Castro sonrió lleno de condescendencia. La niña se apresuró a decir:

–Ya sé que es usted un gran jinete; pero de todos modos, siempre puede suceder una desgracia.

–¿Qué hubiera usted hecho si me hubiese tirado?—preguntó él mirándola a los ojos fijamente.

–¡Qué sé yo!—exclamó la niña alzando los hombros y ruborizándose.

–¿Daría usted un grito?—insistió sin dejar de mirarla.

–¡Vaya unas preguntas extrañas que usted hace!—dijo Esperancita más ruborizada cada vez—. Lo daría quizá … o no lo daría….
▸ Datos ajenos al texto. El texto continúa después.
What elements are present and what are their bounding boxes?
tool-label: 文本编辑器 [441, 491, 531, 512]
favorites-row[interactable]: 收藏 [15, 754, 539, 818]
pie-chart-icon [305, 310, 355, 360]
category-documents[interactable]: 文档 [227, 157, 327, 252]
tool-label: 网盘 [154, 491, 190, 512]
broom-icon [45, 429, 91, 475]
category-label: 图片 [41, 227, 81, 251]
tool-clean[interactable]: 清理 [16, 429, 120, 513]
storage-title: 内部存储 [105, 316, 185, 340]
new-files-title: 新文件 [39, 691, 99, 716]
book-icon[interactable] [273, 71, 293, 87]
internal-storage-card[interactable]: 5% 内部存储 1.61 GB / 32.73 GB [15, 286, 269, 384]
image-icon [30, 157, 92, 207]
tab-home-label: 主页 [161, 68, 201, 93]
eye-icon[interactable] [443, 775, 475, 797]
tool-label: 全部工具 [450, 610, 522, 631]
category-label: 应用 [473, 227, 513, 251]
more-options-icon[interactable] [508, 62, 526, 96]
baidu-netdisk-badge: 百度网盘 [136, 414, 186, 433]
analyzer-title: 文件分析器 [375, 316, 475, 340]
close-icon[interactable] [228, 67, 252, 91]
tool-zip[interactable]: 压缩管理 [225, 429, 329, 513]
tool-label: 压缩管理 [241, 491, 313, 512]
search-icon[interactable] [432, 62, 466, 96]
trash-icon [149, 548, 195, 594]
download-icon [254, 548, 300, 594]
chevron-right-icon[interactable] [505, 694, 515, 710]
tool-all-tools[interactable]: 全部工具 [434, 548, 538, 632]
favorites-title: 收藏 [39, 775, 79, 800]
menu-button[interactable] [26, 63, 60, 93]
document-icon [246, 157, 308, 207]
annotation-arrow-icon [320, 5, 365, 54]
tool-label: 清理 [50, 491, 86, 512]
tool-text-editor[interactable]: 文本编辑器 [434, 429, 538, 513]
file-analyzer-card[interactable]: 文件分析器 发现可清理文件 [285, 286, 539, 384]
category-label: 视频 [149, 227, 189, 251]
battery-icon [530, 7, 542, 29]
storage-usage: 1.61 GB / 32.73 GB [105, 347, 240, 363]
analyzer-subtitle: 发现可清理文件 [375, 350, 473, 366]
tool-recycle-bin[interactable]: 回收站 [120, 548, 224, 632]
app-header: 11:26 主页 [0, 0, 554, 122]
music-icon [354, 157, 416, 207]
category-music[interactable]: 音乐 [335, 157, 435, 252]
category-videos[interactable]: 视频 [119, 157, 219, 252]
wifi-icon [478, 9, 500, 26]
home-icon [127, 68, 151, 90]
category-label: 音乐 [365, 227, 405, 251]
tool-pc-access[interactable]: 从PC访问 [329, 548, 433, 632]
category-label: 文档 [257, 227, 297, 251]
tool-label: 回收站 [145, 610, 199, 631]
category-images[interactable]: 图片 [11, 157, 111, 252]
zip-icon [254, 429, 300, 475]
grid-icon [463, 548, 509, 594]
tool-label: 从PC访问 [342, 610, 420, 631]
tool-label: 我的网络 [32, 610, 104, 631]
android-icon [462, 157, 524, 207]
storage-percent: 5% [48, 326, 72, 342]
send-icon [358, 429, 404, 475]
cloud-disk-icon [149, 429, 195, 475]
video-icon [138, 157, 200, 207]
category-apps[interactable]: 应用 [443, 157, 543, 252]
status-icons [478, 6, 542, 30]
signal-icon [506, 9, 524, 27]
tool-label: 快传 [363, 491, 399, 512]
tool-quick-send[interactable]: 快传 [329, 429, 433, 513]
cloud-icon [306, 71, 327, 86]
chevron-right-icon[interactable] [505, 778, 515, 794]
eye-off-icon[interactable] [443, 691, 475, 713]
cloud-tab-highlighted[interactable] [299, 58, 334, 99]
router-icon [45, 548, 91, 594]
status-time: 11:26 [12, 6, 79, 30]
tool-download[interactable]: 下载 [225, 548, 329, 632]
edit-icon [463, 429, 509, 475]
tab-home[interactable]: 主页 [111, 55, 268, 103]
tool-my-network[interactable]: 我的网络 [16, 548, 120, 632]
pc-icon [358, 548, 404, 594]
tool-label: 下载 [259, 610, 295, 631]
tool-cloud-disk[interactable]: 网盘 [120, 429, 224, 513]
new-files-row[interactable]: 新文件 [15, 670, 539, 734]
En aquel momento se acercó la marquesa de Alcudia llamándola.

–Esperanza, tengo que decirte una cosa….

Y al pasar junto a su sobrino, murmuró muy bajo:

–¡Prudencia, Pepe! Esos apartes no están en el programa.

Al verlas alejarse y salir de la estancia, otro hombre menos superior sentiría alguna inquietud, cierto anhelo por saber lo que iba a pasar en aquella conferencia memorable. Pero nuestro joven estaba tan por encima del vulgo en estas y otras materias, que se puso a bromear con las damas con la misma tranquilidad que si Esperancita y la marquesa se hubiesen ido a hablar de modas. Cuando al cabo de un rato tornaron a entrar, la niña de Calderón tenía la carita encendida, los ojos brillantes, con una expresión sumisa y dichosa a la vez, que si no temiéramos cometer una profanación en viernes de Cuaresma, compararíamos a la de la Virgen María cuando el ángel Gabriel le anunció que concebiría del Espíritu Santo.

Continuó la reunión con un carácter semirreligioso. Aquellos espíritus ascéticos no podían olvidarse de que era un día consagrado por las penitencias de Jesús en el desierto. En su consecuencia, las niñas que se acercaron al piano abstuviéronse de cantar el vals de La Bujía Elegante. Sus gargantas piadosas no modularon más que el Ave María de Schubert, la de Gounod y otras piezas donde se exhala el amor divino. Se hablaba y se reía con discreción, bajando el tono. Si algún pollo se desmandaba un poco de palabra, las damas le llamaban al orden recordándole que en viernes de Cuaresma no se debe aludir a ciertas cosillas prohibidas. El espíritu de Dios estaba en la asamblea, a juzgar por la gran conformidad, por la dulce serenidad con que todos se resignaban a vivir en este valle de lágrimas. Una sonrisa feliz vagaba por los labios de ellas y ellos. Entre cánticos melodiosos, entre amenas pláticas y bromas delicadas se pasó la tarde. Los revisteros podían decir, sin faltar a la verdad al día siguiente, que los "viernes del Supremo Hacedor" eran deliciosos, y que la marquesa de Alcudia hacía los honores en su nombre con exquisita amabilidad.

Al cabo, la piadosa reunión se dispersó. Todas aquellas almas bienaventuradas y temerosas de Dios salieron del palacio de Alcudia y se dirigieron a sus moradas, donde les aguardaba la sopa de tortuga humeante, el salmón con salsa mayonesa, las ricas ensaladas de col de Bruselas y las apetitosas bouchées de crevettes. La oración de quietud, aquellas horas de unión contemplativa con la Divinidad, les había abierto de par en par el apetito. No hay nada que vigorice el estómago como la convicción de tener de su parte al Omnipotente y la esperanza fundada de que más allá de esta vida, si hay fuego y tormentos eternos para los pelagatos y descamisados que se atreven a discutirle, para las familias cristianas, esto es, para las que tienen religión y propiedad y antepasados, no puede haber más que bienandanza, una eternidad de salmón con mayonesa y de crevettes a la parisienne.